Doppelte Belastung für Frauen
Die Anerkennung der Care-Arbeit, die zum grössten Teil von Frauen geleistet wird, ist seit Jahren eine zentrale Forderung. Sie stand im Mittelpunkt der grossen feministischen Streiks von 2019 und 2023. Anstatt die unbezahlte Care-Arbeit endlich aufzuwerten, wird der «Service-citoyen» auch Frauen zu einem Dienst zwingen, zusätzlich zur unbezahlten Arbeit.
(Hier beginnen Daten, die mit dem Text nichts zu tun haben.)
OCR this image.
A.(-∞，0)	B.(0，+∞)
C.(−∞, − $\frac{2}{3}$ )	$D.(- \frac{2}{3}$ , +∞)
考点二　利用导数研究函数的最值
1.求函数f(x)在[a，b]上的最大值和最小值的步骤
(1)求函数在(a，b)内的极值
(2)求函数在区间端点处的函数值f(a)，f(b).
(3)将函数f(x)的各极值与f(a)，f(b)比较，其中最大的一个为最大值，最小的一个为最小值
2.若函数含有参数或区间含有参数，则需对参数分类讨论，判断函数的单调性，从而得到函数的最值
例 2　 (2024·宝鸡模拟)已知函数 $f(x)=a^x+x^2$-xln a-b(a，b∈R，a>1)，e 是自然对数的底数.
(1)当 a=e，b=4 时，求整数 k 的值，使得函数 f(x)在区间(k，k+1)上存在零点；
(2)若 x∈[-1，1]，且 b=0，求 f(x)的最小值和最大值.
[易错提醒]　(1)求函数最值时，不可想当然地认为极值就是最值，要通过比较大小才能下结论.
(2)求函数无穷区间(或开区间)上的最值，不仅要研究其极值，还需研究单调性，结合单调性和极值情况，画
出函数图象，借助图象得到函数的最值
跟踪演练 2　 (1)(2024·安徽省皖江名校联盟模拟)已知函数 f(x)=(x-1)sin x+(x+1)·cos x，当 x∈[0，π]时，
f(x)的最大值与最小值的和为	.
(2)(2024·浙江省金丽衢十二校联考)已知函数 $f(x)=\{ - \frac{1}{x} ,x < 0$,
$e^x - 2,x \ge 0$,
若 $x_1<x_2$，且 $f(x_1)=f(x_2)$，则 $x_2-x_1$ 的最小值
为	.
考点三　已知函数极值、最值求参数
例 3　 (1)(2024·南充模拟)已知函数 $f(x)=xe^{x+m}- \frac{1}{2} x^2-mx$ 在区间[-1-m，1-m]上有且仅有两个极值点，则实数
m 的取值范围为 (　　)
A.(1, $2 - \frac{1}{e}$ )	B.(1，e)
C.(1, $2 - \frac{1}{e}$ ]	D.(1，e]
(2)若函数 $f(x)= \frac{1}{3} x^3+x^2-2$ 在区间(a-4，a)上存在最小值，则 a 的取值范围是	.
Dieser Dienst wird grösstenteils in den Bereichen Pflege, Bildung oder Soziales geleistet werden – alles Branchen, die derzeit erhebliche Investitionen in bessere Arbeitsbedingungen benötigen, um dem Fachkräftemangel entgegenzuwirken. Ein massiver Zustrom von unqualifiziertem und schlecht bezahltem Personal wirkt diesen Bestrebungen diametral entgegen und wird nicht zu einer Verbesserung der Arbeitsbedingungen für Fachkräfte führen – im Gegenteil. Gegner:innen der Initiative weisen darauf hin, dass das Lohndumping in diesen Branchen vor allem Frauen treffen wird, weil diese überproportional in diesen Bereichen arbeiten.
Frauen werden also zum einen unter schlecht bezahlter Pflichtarbeit und zum anderen unter Lohnkürzungen in diesen Bereichen leiden und verlieren mit einem Ja zur Initiative gleich doppelt.
Potenziell rechtswidrig?
Der obligatorische Dienst, der bei einem Ja zur Initiative für alle jungen Menschen in der Schweiz eingeführt wird, ist zudem potenziell rechtswidrig. Expert:innen warnen, dass dies einen erheblichen Eingriff in die persönliche Freiheit und die Grundrechte jedes Einzelnen darstellt. Ein Pflichtdienst würde gegen das im Völkerrecht vorgesehene Verbot der Zwangsarbeit gemäss dem UNO-Pakt II und der Europäischen Menschenrechtskonvention verstossen. In der UNO-Menschenrechtscharta heisst es: «Niemand darf zu Zwangs- oder Pflichtarbeit verpflichtet werden.»
Der Militärdienst stellt hier bislang eine Ausnahme von dieser Regel dar. Das Angebot eines zivilen Ersatzdienstes zum Militärdienst ist hierbei obligatorisch. Ein allgemeiner Bürger:innendienst, wie er in der Initiative gefordert wird, fällt aber nicht darunter.
Ob die Schweizer Bevölkerung für diese Argumente empfänglich sein wird, zeigt sich am 30. November.